An eye for an eye shouldn't be the new normal.

When did it become expected to hit someone after he hits you?
When did it become expected to hit someone after he hits you?
Kim Klement-USA TODAY Sports

Aaron Sorkin, in the various iterations of his subconscious, has asked many, many times about the virtue of the proportional response. How do we expect the skirmish, the battle, the war to end if we only fight back with an equivalent effort? I have a different question: When did baseball players decide that violence is the best retaliation?

Buster Olney called it the unwritten rule: If your pitcher hits my guy in the top of the inning, my pitcher's going to hit your guy in the bottom of the inning. It's biblical and base to the simplest of roots. It's an eye for an eye. But didn't we all learn in kindergarten that that's not how it's supposed to go?

In May 2012, Terry Collins pulled David Wright and Daniel Murphy out of the game half an inning after Mets pitcher D.J. Carrasco was ejected for hitting Milwaukee Brewer Ryan Braun. Collins's reasoning? He didn't want to risk his stars' being part of a retaliation.

Last September, Bartolo Colon was ejected after hitting two Washington Nationals. And again, there was another article about how the Nationals probably wouldn't retaliate.

Going as far back as spring training 2003, Mike Piazza took it a step farther: After Los Angeles Dodgers pitcher Guillermo Mota hit Piazza in the left shoulder, Piazza charged the mound and had to be restrained. After the game, he went searching for Mota in the Dodgers' clubhouse. Dodgers general manager Dan Evans said he didn't imagine any retaliation because the two teams would next face each other during an exhibition series in Mexico City and a fight could cause an international incident. That's right, an international incident. In spring training. How does it ever go that far?
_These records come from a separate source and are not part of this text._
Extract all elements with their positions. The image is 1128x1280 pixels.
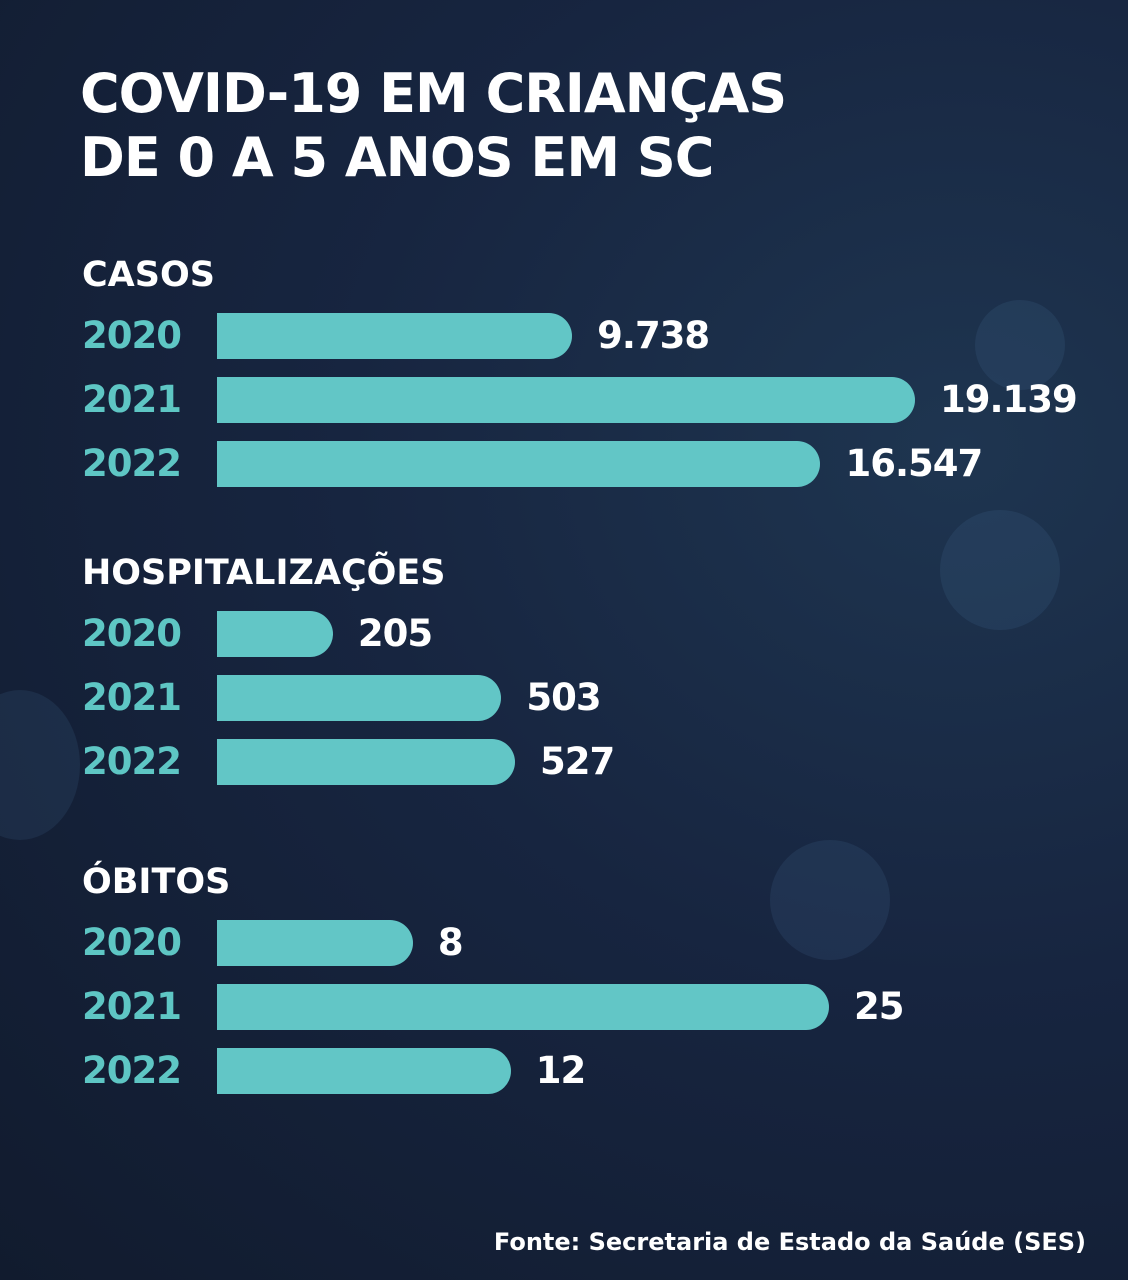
bar-row: 2021 503 — [82, 675, 1082, 739]
source-note: Fonte: Secretaria de Estado da Saúde (SE… — [493, 1228, 1086, 1256]
value-label: 25 — [854, 985, 904, 1028]
bar-row: 2021 25 — [82, 984, 1082, 1048]
title-line-1: COVID-19 EM CRIANÇAS — [80, 62, 787, 125]
value-label: 19.139 — [940, 378, 1078, 421]
bar — [217, 377, 915, 423]
virus-decoration — [770, 840, 890, 960]
value-label: 8 — [437, 921, 464, 964]
year-label: 2021 — [82, 676, 182, 719]
bar — [217, 1048, 511, 1094]
virus-decoration — [940, 510, 1060, 630]
year-label: 2021 — [82, 378, 182, 421]
year-label: 2022 — [82, 740, 182, 783]
year-label: 2021 — [82, 985, 182, 1028]
section-title: CASOS — [82, 255, 215, 295]
virus-decoration — [0, 690, 80, 840]
value-label: 16.547 — [845, 442, 983, 485]
value-label: 9.738 — [597, 314, 710, 357]
section-title: HOSPITALIZAÇÕES — [82, 553, 446, 593]
section-title: ÓBITOS — [82, 862, 231, 902]
bar — [217, 984, 829, 1030]
bar-row: 2020 205 — [82, 611, 1082, 675]
bar — [217, 611, 333, 657]
year-label: 2022 — [82, 442, 182, 485]
value-label: 527 — [540, 740, 615, 783]
bar — [217, 675, 502, 721]
title-line-2: DE 0 A 5 ANOS EM SC — [80, 126, 714, 189]
chart-obitos: ÓBITOS 2020 8 2021 25 2022 12 — [82, 862, 1082, 1112]
value-label: 12 — [535, 1049, 586, 1092]
bar — [217, 441, 821, 487]
year-label: 2022 — [82, 1049, 182, 1092]
value-label: 205 — [357, 612, 433, 655]
bar-row: 2022 12 — [82, 1048, 1082, 1112]
bar — [217, 313, 573, 359]
bar-row: 2020 9.738 — [82, 313, 1082, 377]
bar-row: 2021 19.139 — [82, 377, 1082, 441]
bar-row: 2022 527 — [82, 739, 1082, 803]
value-label: 503 — [526, 676, 601, 719]
bar — [217, 739, 515, 785]
page-title: COVID-19 EM CRIANÇAS DE 0 A 5 ANOS EM SC — [80, 62, 787, 190]
chart-casos: CASOS 2020 9.738 2021 19.139 2022 16.547 — [82, 255, 1082, 505]
year-label: 2020 — [82, 921, 182, 964]
chart-hospitalizacoes: HOSPITALIZAÇÕES 2020 205 2021 503 2022 527 — [82, 553, 1082, 803]
bar-row: 2022 16.547 — [82, 441, 1082, 505]
year-label: 2020 — [82, 612, 182, 655]
bar — [217, 920, 413, 966]
virus-decoration — [975, 300, 1065, 390]
year-label: 2020 — [82, 314, 182, 357]
bar-row: 2020 8 — [82, 920, 1082, 984]
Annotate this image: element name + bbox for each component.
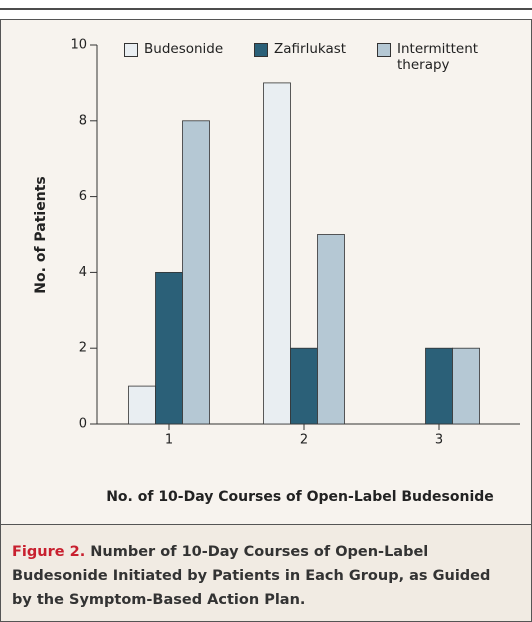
- bar: [155, 271, 183, 425]
- x-tick-label: 1: [165, 433, 173, 448]
- x-tick-label: 2: [300, 433, 308, 448]
- bar: [182, 120, 210, 425]
- x-axis-title: No. of 10-Day Courses of Open-Label Bude…: [106, 489, 494, 505]
- legend-swatch: [377, 43, 391, 57]
- legend-label: Zafirlukast: [274, 41, 347, 57]
- y-tick-label: 10: [70, 38, 87, 53]
- bar: [317, 234, 345, 425]
- bar: [452, 347, 480, 425]
- legend-swatch: [254, 43, 268, 57]
- bar: [128, 385, 156, 425]
- bar: [425, 347, 453, 425]
- bar: [263, 82, 291, 425]
- y-tick-label: 0: [79, 417, 87, 432]
- y-axis-title: No. of Patients: [33, 176, 49, 293]
- y-tick-label: 2: [79, 341, 87, 356]
- legend-label: Intermittent therapy: [397, 41, 479, 73]
- x-tick-label: 3: [435, 433, 443, 448]
- caption: Figure 2. Number of 10-Day Courses of Op…: [12, 540, 512, 612]
- caption-panel: [0, 524, 532, 622]
- caption-text: Number of 10-Day Courses of Open-Label B…: [12, 544, 491, 608]
- y-tick-label: 8: [79, 113, 87, 128]
- legend-label: Budesonide: [144, 41, 224, 57]
- y-tick-label: 6: [79, 189, 87, 204]
- legend-swatch: [124, 43, 138, 57]
- caption-label: Figure 2.: [12, 544, 86, 560]
- bar: [290, 347, 318, 425]
- y-tick-label: 4: [79, 265, 87, 280]
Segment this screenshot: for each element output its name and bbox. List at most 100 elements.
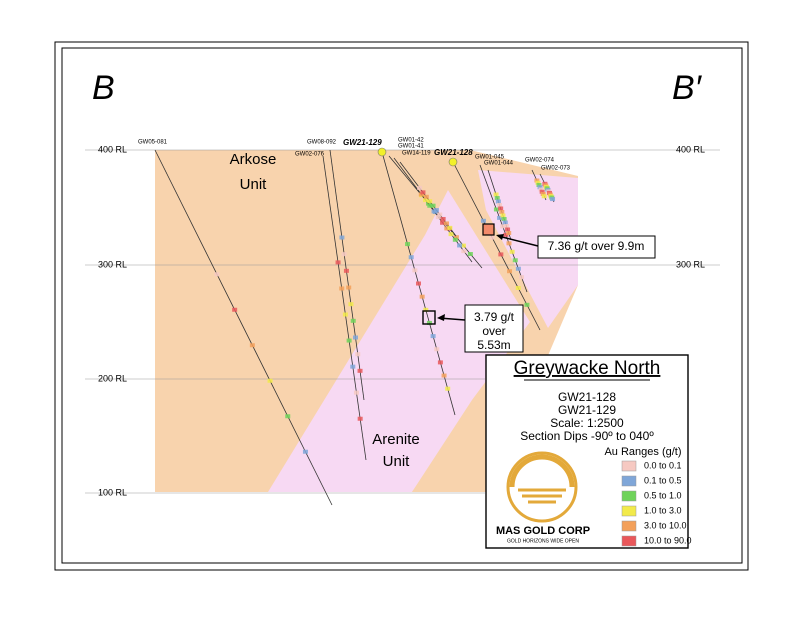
collar-marker [448,157,458,167]
assay-interval [534,178,540,183]
assay-interval [540,192,546,196]
assay-interval [417,185,423,190]
assay-interval [423,307,429,312]
legend-dips: Section Dips -90º to 040º [520,429,654,443]
range-swatch [621,520,637,532]
assay-interval [419,294,425,299]
arrow-head [496,234,504,240]
assay-interval [489,235,495,240]
assay-interval [497,215,503,220]
section-label: B [92,69,115,107]
assay-interval [430,203,436,208]
assay-interval [519,275,525,280]
ranges-title: Au Ranges (g/t) [604,446,681,458]
assay-interval [447,225,453,230]
assay-interval [506,241,512,246]
assay-interval [342,312,348,317]
assay-interval [500,224,506,229]
elevation-label: 300 RL [676,259,705,269]
assay-interval [435,215,441,220]
elevation-label: 400 RL [676,144,705,154]
range-label: 1.0 to 3.0 [644,505,682,515]
assay-interval [412,268,418,273]
assay-interval [505,227,511,232]
hole-label: GW08-092 [307,140,337,146]
assay-interval [503,224,509,228]
intercept-box [422,310,436,325]
assay-interval [433,208,439,213]
assay-interval [509,249,515,254]
assay-interval [249,343,255,348]
assay-interval [550,197,556,202]
assay-interval [350,364,356,369]
unit-name: Arenite [372,431,420,448]
elevation-label: 400 RL [98,144,127,154]
assay-interval [503,232,509,237]
elevation-label: 300 RL [98,259,127,269]
legend-hole: GW21-129 [558,403,616,417]
assay-interval [339,235,345,240]
assay-interval [537,185,543,190]
drill-hole [479,164,528,293]
assay-interval [214,272,220,277]
collar-marker [377,147,387,157]
assay-interval [498,206,504,211]
assay-interval [443,221,449,226]
assay-interval [353,390,359,395]
assay-interval [405,242,411,247]
assay-interval [343,268,349,273]
unit-name: Arkose [230,151,277,168]
logo [506,451,578,523]
logo-ring [506,451,578,523]
hole-label: GW14-119 [402,151,431,157]
assay-interval [232,307,238,312]
assay-interval [495,199,501,204]
assay-interval [497,203,502,207]
assay-interval [515,266,521,271]
range-label: 10.0 to 90.0 [644,535,692,545]
assay-interval [302,449,308,454]
hole-label: GW01-044 [484,161,514,167]
drill-hole [322,155,367,461]
assay-interval [440,216,446,221]
assay-interval [453,235,459,240]
callout-text: 3.79 g/t [474,310,515,324]
assay-interval [501,217,507,221]
assay-interval [499,210,505,214]
assay-interval [420,190,426,195]
assay-interval [437,212,443,217]
assay-interval [445,386,451,391]
legend-box [485,354,689,549]
assay-interval [346,338,352,343]
range-label: 0.0 to 0.1 [644,460,682,470]
assay-interval [461,249,467,254]
assay-interval [426,320,432,325]
assay-interval [441,373,447,378]
assay-interval [448,232,454,237]
assay-interval [452,237,458,242]
drill-hole [329,149,365,401]
assay-interval [498,252,504,257]
legend-scale: Scale: 1:2500 [550,416,624,430]
assay-interval [339,286,345,291]
assay-interval [408,255,414,260]
assay-interval [353,335,358,340]
callout-box [464,304,524,353]
assay-interval [335,260,341,265]
assay-interval [480,218,486,223]
range-swatch [621,475,637,487]
assay-interval [418,192,424,197]
assay-interval [524,302,530,307]
assay-interval [427,203,433,208]
legend-hole: GW21-128 [558,390,616,404]
assay-interval [423,198,429,203]
drill-hole [452,161,541,331]
arrow-head [437,314,445,321]
assay-interval [346,285,352,290]
inner-frame [61,47,743,564]
unit-word: Unit [240,176,268,193]
legend-title: Greywacke North [514,358,661,379]
section-label: B′ [672,69,703,107]
assay-interval [512,258,518,263]
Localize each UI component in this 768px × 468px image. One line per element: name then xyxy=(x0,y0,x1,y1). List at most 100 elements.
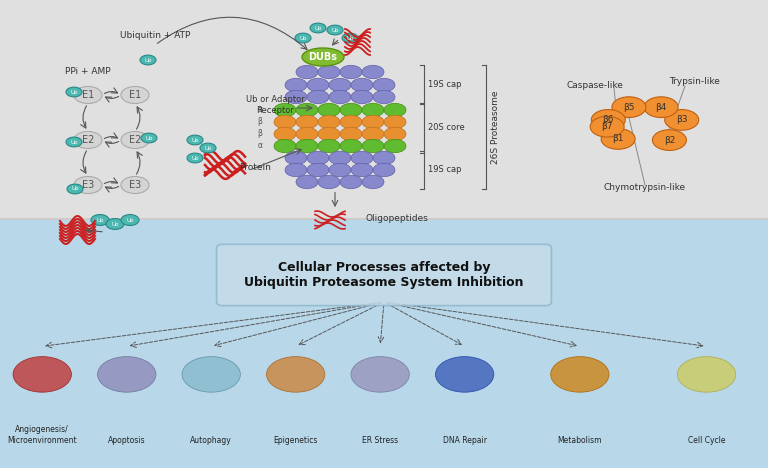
Bar xyxy=(0,232,768,235)
Circle shape xyxy=(653,130,687,150)
Bar xyxy=(0,373,768,377)
Circle shape xyxy=(266,357,325,392)
Circle shape xyxy=(384,127,406,141)
Bar xyxy=(0,364,768,368)
Bar xyxy=(0,422,768,426)
Circle shape xyxy=(140,55,156,65)
Circle shape xyxy=(200,143,216,153)
Bar xyxy=(0,294,768,298)
Circle shape xyxy=(121,132,149,148)
Text: Ub: Ub xyxy=(191,138,199,142)
Circle shape xyxy=(329,78,351,92)
Bar xyxy=(0,298,768,302)
Circle shape xyxy=(351,78,373,92)
Circle shape xyxy=(318,139,340,153)
Circle shape xyxy=(384,115,406,129)
Circle shape xyxy=(677,357,736,392)
Text: E2: E2 xyxy=(129,135,141,145)
Text: Ub: Ub xyxy=(111,221,119,227)
Circle shape xyxy=(551,357,609,392)
Bar xyxy=(0,377,768,381)
Circle shape xyxy=(13,357,71,392)
Circle shape xyxy=(590,117,624,137)
Text: Ub: Ub xyxy=(191,155,199,161)
Circle shape xyxy=(274,103,296,117)
Circle shape xyxy=(274,115,296,129)
Circle shape xyxy=(67,184,83,194)
Text: Ub: Ub xyxy=(70,139,78,145)
Bar xyxy=(0,348,768,352)
Circle shape xyxy=(362,66,384,79)
Text: Angiogenesis/
Microenvironment: Angiogenesis/ Microenvironment xyxy=(8,425,77,445)
Circle shape xyxy=(362,115,384,129)
Circle shape xyxy=(307,163,329,177)
Bar xyxy=(0,235,768,240)
Bar xyxy=(0,360,768,364)
Circle shape xyxy=(351,151,373,165)
Bar xyxy=(0,314,768,319)
Bar xyxy=(0,389,768,393)
Circle shape xyxy=(74,132,102,148)
Circle shape xyxy=(66,87,82,97)
Text: Ub: Ub xyxy=(314,25,322,30)
Bar xyxy=(0,452,768,455)
Bar xyxy=(0,368,768,373)
Circle shape xyxy=(182,357,240,392)
Text: Protein: Protein xyxy=(239,162,271,171)
Bar xyxy=(0,273,768,277)
Circle shape xyxy=(307,151,329,165)
Circle shape xyxy=(318,66,340,79)
Text: Oligopeptides: Oligopeptides xyxy=(365,213,428,222)
Text: β3: β3 xyxy=(676,116,687,124)
Circle shape xyxy=(384,103,406,117)
Text: Ub: Ub xyxy=(300,36,306,41)
Bar xyxy=(0,460,768,464)
Circle shape xyxy=(665,110,699,130)
Bar xyxy=(0,277,768,281)
Text: Cell Cycle: Cell Cycle xyxy=(688,436,725,445)
Circle shape xyxy=(285,163,307,177)
Text: Epigenetics: Epigenetics xyxy=(273,436,318,445)
Circle shape xyxy=(340,139,362,153)
Circle shape xyxy=(340,127,362,141)
Bar xyxy=(0,261,768,265)
Bar xyxy=(0,397,768,402)
Circle shape xyxy=(307,90,329,104)
Bar xyxy=(0,290,768,294)
Bar xyxy=(0,344,768,348)
Circle shape xyxy=(74,87,102,103)
Bar xyxy=(0,418,768,422)
Circle shape xyxy=(373,163,395,177)
Circle shape xyxy=(295,33,311,43)
Circle shape xyxy=(340,66,362,79)
Bar xyxy=(0,265,768,269)
Text: DNA Repair: DNA Repair xyxy=(442,436,487,445)
Circle shape xyxy=(296,103,318,117)
Bar xyxy=(0,410,768,414)
Bar xyxy=(0,439,768,443)
Circle shape xyxy=(362,103,384,117)
Text: Metabolism: Metabolism xyxy=(558,436,602,445)
Bar xyxy=(0,385,768,389)
Circle shape xyxy=(601,129,635,149)
Circle shape xyxy=(296,139,318,153)
Text: PPi + AMP: PPi + AMP xyxy=(65,67,111,76)
Bar xyxy=(0,306,768,310)
Circle shape xyxy=(318,176,340,189)
Bar xyxy=(0,327,768,331)
Circle shape xyxy=(121,87,149,103)
Text: Ub: Ub xyxy=(71,187,79,191)
Text: E2: E2 xyxy=(82,135,94,145)
Circle shape xyxy=(362,139,384,153)
Text: β2: β2 xyxy=(664,136,675,145)
Bar xyxy=(0,431,768,435)
Circle shape xyxy=(329,163,351,177)
Text: ER Stress: ER Stress xyxy=(362,436,399,445)
Circle shape xyxy=(373,90,395,104)
Bar xyxy=(0,219,768,223)
Text: Ubiquitin + ATP: Ubiquitin + ATP xyxy=(120,30,190,39)
Bar xyxy=(0,244,768,248)
Bar xyxy=(0,414,768,418)
Text: Ub: Ub xyxy=(144,58,152,63)
Bar xyxy=(0,248,768,252)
On Tuesday, Tom Koehler hit Yoenis Cespedes on the side with a pitch (Koehler said it got away from him). Cespedes glared, walked a few steps, glared again, and then trotted down to first base. Six innings later, Erik Goeddel threw behind the Marlins' pitcher, leading to warnings to both benches. In his postgame press conference, Collins hinted at revenge.

"I think Cespedes being hit bothered us a little bit," he said. "We'll answer it in our due time."

At that point, there were 17 games left this season and the Mets, for the first time in a long time, are in the middle of a pennant race. When do you plan to answer?

I know not every hit-by-pitch is intentional. Most of them probably aren't. The difficulty lies in determining which is which, and that puts a lot more power in the hands of the umpires. If a catcher is lined up outside and the ball runs in on the hitter, that was probably a mistake. If it's raining or snowing or 105 degrees outside, extra moisture probably made the ball slip. Everything else is open to discussion, whether that becomes the role of the home plate ump, the crew chief, or the replay room in New York.

As it stands, umpires typically give warnings to the benches, then hand out ejections after that. MLB determines suspensions and fines if things come to blows. But with starting pitchers, these suspensions rarely affect anything: a three-day suspension has said pitcher right back on the mound for his next start. A suspension between starts doesn't do anything to curb this vigilante justice. Because that's what it is, isn't it? In this grand world of baseball, umpires are the policemen. Let them do their job.

It comes down to the pitchers. Instead of hitting your opponent in the back, strike him out. Instead of taking retribution, beat him with a high fastball. Don't give the other team a free baserunner. Get the next guy out, and the one after that, and the one after that. Get better. Don't get even.